De la Rúa salió a hablar haciéndose el malo y la gente dijo: este de tan pelotudo es un hijo de puta y nos está cagando; hagámoslo mierda.
Y lo hizo mierda.
Y la boluda ahora salió e hizo lo mismo. Muy mal asesorada, se dice por ahí. Primera vez que un Kirchner sale a hablar en cadena, si mal no recuerdo, y sin contar la vez que Néstor salió a pedir por Julio López.
Primera vez de ella, al menos. Y al pedo; para cagarla, para joderla mal, para complicar una situación conflictiva que era una más entre todas las que implica la política de un país.
Una vez que entendí eso empecé a sentir repulsión por ella. Se supone que está dirigiendo el país en el que yo vivo y por una imbecilidad suya se creó un problema institucional enorme a futuro, de la nada; un problema que no sabés adónde termina, porque claramente la gente ya la detesta, y eso puede ser grave.
La gente salió a la calle, pienso ahora, porque tuvo un revival de lo que fue aquella noche del discurso de De la Rúa. Presidente malote que nos reta y nos toma de estúpidos otra vez; salgamos a cacerolearlo. Entonces salieron a jugar a la política activa, sin analizarlo mucho, sin sopesar causas y consecuencias, y ni imaginaron que, como esto es el peronismo, el también repugnante D’elía, con su contramanifestación, iba a salir a fajarlos para sacarlos de la Plaza de Mayo.
Y la verdad es que fue infantil. No podés ir a la Plaza de Mayo como si fueses al cine con tus hijos, cargando sólo con la decisión de qué película vas a ir a ver.

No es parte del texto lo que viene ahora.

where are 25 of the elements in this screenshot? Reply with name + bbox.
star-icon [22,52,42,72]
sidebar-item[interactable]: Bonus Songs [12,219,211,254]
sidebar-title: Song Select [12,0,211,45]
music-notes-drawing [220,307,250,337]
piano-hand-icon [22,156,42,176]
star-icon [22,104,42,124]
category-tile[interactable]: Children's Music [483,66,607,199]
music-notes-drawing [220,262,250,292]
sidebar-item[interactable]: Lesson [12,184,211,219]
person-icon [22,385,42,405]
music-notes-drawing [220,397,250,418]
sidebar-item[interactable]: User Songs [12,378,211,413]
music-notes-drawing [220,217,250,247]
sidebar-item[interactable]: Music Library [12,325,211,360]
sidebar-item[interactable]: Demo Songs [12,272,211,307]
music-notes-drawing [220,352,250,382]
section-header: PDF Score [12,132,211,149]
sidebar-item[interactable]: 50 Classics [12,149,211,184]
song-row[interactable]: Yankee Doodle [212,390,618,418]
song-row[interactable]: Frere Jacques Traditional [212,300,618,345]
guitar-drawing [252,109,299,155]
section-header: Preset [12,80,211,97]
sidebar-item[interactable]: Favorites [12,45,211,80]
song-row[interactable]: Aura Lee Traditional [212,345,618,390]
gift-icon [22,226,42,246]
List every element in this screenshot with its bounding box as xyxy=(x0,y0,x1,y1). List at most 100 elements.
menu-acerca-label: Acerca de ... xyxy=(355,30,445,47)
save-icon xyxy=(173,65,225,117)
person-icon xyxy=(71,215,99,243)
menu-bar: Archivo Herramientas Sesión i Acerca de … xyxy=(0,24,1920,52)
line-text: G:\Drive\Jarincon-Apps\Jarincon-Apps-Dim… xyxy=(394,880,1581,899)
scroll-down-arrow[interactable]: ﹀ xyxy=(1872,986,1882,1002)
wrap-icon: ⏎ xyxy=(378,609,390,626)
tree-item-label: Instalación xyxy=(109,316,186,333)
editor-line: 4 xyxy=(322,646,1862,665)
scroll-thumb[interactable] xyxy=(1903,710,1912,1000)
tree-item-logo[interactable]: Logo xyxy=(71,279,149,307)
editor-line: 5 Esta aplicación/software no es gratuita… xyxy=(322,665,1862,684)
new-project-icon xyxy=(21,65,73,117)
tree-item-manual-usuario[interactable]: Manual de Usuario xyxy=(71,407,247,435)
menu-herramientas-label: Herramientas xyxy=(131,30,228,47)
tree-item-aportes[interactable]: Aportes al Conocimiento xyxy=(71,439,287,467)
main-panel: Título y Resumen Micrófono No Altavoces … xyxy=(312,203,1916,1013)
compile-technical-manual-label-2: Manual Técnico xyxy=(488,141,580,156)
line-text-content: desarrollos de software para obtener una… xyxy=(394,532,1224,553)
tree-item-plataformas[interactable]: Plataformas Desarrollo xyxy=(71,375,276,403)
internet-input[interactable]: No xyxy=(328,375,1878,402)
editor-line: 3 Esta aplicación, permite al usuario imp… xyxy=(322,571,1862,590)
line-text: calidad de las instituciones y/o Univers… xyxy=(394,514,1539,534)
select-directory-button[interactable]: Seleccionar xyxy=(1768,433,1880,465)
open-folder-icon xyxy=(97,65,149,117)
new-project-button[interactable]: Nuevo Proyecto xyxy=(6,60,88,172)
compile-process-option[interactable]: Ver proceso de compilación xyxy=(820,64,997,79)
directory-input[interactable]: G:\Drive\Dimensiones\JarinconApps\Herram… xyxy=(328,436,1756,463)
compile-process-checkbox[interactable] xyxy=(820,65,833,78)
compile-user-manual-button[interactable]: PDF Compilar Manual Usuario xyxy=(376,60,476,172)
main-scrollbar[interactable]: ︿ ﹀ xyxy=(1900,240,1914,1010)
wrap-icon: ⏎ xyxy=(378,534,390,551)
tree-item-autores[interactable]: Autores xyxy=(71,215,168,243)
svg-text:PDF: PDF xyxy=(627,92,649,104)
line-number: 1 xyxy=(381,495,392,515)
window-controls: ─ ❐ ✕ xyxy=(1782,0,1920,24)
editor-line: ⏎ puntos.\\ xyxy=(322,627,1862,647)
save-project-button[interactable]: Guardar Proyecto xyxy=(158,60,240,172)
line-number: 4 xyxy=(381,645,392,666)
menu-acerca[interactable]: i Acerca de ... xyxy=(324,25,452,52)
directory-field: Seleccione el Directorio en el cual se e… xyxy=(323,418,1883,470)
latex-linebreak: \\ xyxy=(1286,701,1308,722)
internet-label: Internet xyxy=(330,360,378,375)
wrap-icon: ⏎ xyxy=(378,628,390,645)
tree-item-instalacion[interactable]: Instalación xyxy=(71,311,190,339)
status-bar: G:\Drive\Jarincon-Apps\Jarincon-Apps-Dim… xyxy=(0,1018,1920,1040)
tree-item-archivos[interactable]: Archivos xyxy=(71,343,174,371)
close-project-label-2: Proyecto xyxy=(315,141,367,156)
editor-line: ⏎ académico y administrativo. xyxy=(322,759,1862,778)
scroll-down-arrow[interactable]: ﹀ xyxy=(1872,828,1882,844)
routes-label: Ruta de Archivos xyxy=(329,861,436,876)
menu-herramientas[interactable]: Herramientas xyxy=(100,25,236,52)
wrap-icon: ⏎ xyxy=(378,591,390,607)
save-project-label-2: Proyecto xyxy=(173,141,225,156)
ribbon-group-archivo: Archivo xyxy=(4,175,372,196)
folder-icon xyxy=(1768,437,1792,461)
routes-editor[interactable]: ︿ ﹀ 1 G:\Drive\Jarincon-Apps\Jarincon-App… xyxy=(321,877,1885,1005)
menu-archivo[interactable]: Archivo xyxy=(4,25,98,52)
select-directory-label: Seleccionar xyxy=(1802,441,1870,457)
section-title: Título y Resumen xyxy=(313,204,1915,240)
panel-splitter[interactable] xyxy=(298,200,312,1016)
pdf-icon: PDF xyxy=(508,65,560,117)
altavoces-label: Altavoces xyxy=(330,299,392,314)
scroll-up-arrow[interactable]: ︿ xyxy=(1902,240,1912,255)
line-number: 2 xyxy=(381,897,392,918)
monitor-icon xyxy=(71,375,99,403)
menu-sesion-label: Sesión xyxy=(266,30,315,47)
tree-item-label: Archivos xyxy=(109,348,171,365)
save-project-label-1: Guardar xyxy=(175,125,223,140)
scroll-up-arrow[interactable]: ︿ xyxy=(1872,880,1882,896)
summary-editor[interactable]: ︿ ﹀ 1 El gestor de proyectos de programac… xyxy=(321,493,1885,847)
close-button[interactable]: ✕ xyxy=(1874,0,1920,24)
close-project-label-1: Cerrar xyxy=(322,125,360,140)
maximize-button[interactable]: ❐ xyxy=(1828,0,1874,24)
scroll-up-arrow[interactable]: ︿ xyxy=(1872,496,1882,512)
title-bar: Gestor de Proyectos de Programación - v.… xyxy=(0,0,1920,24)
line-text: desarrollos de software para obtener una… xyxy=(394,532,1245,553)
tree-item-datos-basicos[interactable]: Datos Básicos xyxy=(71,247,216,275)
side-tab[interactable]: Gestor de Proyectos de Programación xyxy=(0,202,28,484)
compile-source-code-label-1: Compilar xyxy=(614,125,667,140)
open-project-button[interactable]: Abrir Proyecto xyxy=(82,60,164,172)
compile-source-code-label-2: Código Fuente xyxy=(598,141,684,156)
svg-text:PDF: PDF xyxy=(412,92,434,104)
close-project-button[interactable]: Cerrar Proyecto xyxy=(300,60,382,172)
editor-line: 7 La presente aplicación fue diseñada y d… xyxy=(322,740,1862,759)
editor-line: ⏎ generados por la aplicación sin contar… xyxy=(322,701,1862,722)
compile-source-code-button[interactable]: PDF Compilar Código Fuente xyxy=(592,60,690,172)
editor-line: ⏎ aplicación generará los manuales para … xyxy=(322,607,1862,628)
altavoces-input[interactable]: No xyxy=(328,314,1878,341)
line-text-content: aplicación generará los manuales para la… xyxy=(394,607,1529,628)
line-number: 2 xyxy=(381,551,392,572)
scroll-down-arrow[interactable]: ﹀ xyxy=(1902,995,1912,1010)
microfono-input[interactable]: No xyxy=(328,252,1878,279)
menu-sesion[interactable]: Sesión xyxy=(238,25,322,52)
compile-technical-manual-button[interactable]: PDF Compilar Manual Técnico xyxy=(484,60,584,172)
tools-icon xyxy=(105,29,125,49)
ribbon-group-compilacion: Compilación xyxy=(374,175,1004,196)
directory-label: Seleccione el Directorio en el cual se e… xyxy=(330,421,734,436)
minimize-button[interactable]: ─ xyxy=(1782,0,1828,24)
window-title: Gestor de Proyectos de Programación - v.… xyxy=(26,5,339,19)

Me parece que a la Plaza de Mayo vas sabiendo que lo hacés por algo histórico. Vas por una causa por la que estás dispuesto a todo. Y sabés que de golpe puede aparecer la policía y cagarte a tiros o cagarte a palazos, pero estás tan seguro de que la cosa está mal que no te importa y vas igual, aunque corras peligro de que D’elía o cualquier otra fuerza del peronismo te vaya a buscar.
Como en el 2001. O como en los piquetes de los obreros; gente desesperada, sin trabajo, sin guita y sin casa.
Gente bastante quilombera y con aspiraciones políticas de poder, sí, pero con buenas razones para protestar; gente con la suerte ya echada.
Y yo entiendo que esos últimos párrafos fueron de zurdito recalcitrante y que acabo de perder el respeto de mis cinco o seis lectores. Sobre todo porque vivo en Belgrano y cuando me cruzo con un grupo de piqueteros por dentro pienso "¡uia, un piquetero!". La gente de mi barrio me lo recordaría si me fuese a leer.
Pero me siguen pareciendo más lógicos y entendibles esos reclamos y cortes de ruta. Esos piquetes son más justos. Y, hasta donde sé, la gente de Recoleta más bien los detesta y más bien los mira con asco.
Incluso cuando dos de ellos mueren asesinados de un modo planificado, la gente de Recoleta se esfuerza por pensar que están bien muertos y que seguro se aniquilaron entre ellos.
Entonces, sí, lo reconozco. No lo pude evitar. Me dio un poco de repugnancia el asunto. No lo viví con tanta calma como hubiese querido.
Al otro día me levanté de nuevo y fui a trabajar otra vez. Durante el break en Parque Las Heras no tuve mayores sobresaltos.